In Re John F. Anwiler, Debtor. Martha Anwiler John F. Anwiler v. Martha Anwiler, Timothy Cohelan

980 F.2d 736

NOTICE: Ninth Circuit Rule 36-3 provides that dispositions other than opinions or orders designated for publication are not precedential and should not be cited except when relevant under the doctrines of law of the case, res judicata, or collateral estoppel.
In re John F. ANWILER, Debtor.
Martha ANWILER; John F. Anwiler, Appellants,
v.
Martha ANWILER, Defendant-Appellant,
Timothy Cohelan, Appellee.

No. 92-55034.

United States Court of Appeals, Ninth Circuit.

Submitted Nov. 23, 1992.*
Decided Dec. 2, 1992.

Before SCHROEDER, FLETCHER and NOONAN, Circuit Judges.

1

MEMORANDUM**

2

John F. Anwiler and Martha Anwiler appeal pro se the Bankruptcy Appellate Panel's (BAP) order denying their motion for leave to appeal an interlocutory order of the bankruptcy court.
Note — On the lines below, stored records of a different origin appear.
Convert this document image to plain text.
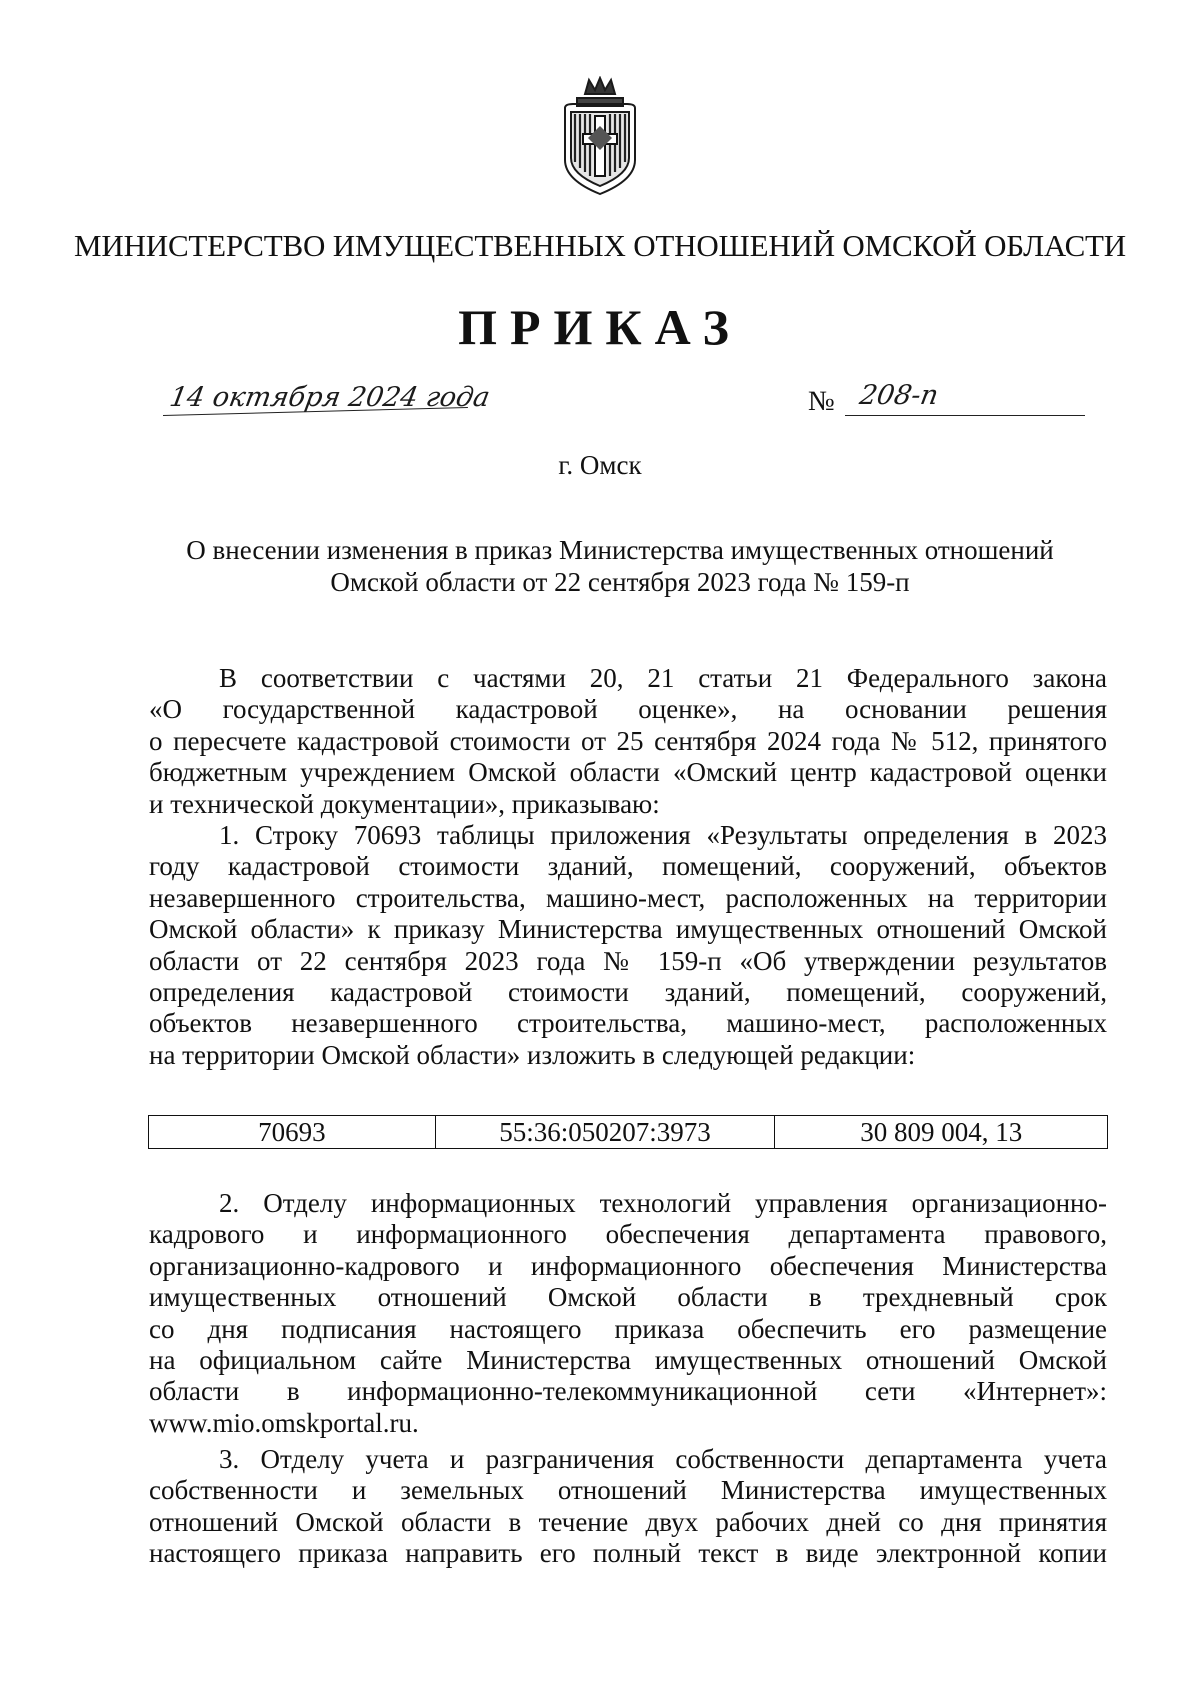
МИНИСТЕРСТВО ИМУЩЕСТВЕННЫХ ОТНОШЕНИЙ ОМСКОЙ ОБЛАСТИ
ПРИКАЗ
14 октября 2024 года	№ 208-п
г. Омск
О внесении изменения в приказ Министерства имущественных отношений
Омской области от 22 сентября 2023 года № 159-п
В соответствии с частями 20, 21 статьи 21 Федерального закона
«О государственной кадастровой оценке», на основании решения
о пересчете кадастровой стоимости от 25 сентября 2024 года № 512, принятого
бюджетным учреждением Омской области «Омский центр кадастровой оценки
и технической документации», приказываю:
1. Строку 70693 таблицы приложения «Результаты определения в 2023
году кадастровой стоимости зданий, помещений, сооружений, объектов
незавершенного строительства, машино-мест, расположенных на территории
Омской области» к приказу Министерства имущественных отношений Омской
области от 22 сентября 2023 года № 159-п «Об утверждении результатов
определения кадастровой стоимости зданий, помещений, сооружений,
объектов незавершенного строительства, машино-мест, расположенных
на территории Омской области» изложить в следующей редакции:
70693	55:36:050207:3973	30 809 004, 13
2. Отделу информационных технологий управления организационно-
кадрового и информационного обеспечения департамента правового,
организационно-кадрового и информационного обеспечения Министерства
имущественных отношений Омской области в трехдневный срок
со дня подписания настоящего приказа обеспечить его размещение
на официальном сайте Министерства имущественных отношений Омской
области в информационно-телекоммуникационной сети «Интернет»:
www.mio.omskportal.ru.
3. Отделу учета и разграничения собственности департамента учета
собственности и земельных отношений Министерства имущественных
отношений Омской области в течение двух рабочих дней со дня принятия
настоящего приказа направить его полный текст в виде электронной копии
We dismiss for lack of jurisdiction.

3

"Jurisdiction of an appeal from an order of a bankruptcy court is governed by 28 U.S.C. § 158." Allen v. Old Nat'l Bank (In re Allen), 896 F.2d 416, 418 (9th Cir.1990) (per curiam). Pursuant to section 158(d), this court has jurisdiction over final decisions, judgments, orders, and decrees entered either by the district court or BAP under subsections (a) and (b) of section 158 respectively. Allen, 896 F.2d at 418. Interlocutory orders of the bankruptcy court may be reviewed only at the discretion of the district court or BAP. See 28 U.S.C. § 158(a) & (b).

4

Here, the BAP denied discretionary review of an interlocutory bankruptcy court order. See id. This court lacks jurisdiction to review such orders. See 28 U.S.C. § 158(d); Allen, 896 F.2d at 418.

DISMISSED.1

*

The panel unanimously finds this case suitable for decision without oral argument. Fed.R.App.P. 34(a); 9th Cir.R. 34-4

**

This disposition is not appropriate for publication and may not be cited to or by the courts of this circuit except as provided by 9th Cir.R. 36-3

1

The Anwilers contend in passing that this court has jurisdiction under 28 U.S.C. § 1293(b) and the doctrine announced in Gillespie v. United States Steel Corp., 379 U.S. 148 (1964). These contentions lack merit

Section 1293(b) is no longer effective and has been replaced by 28 U.S.C. § 158. See Allen, 896 F.2d at 418 n. 3. In addition, application of the Supreme Court's holding in Gillespie is limited to cases involving the specific circumstances that were present in that case. See Branson, 912 F.2d at 336. Those circumstances are not present here.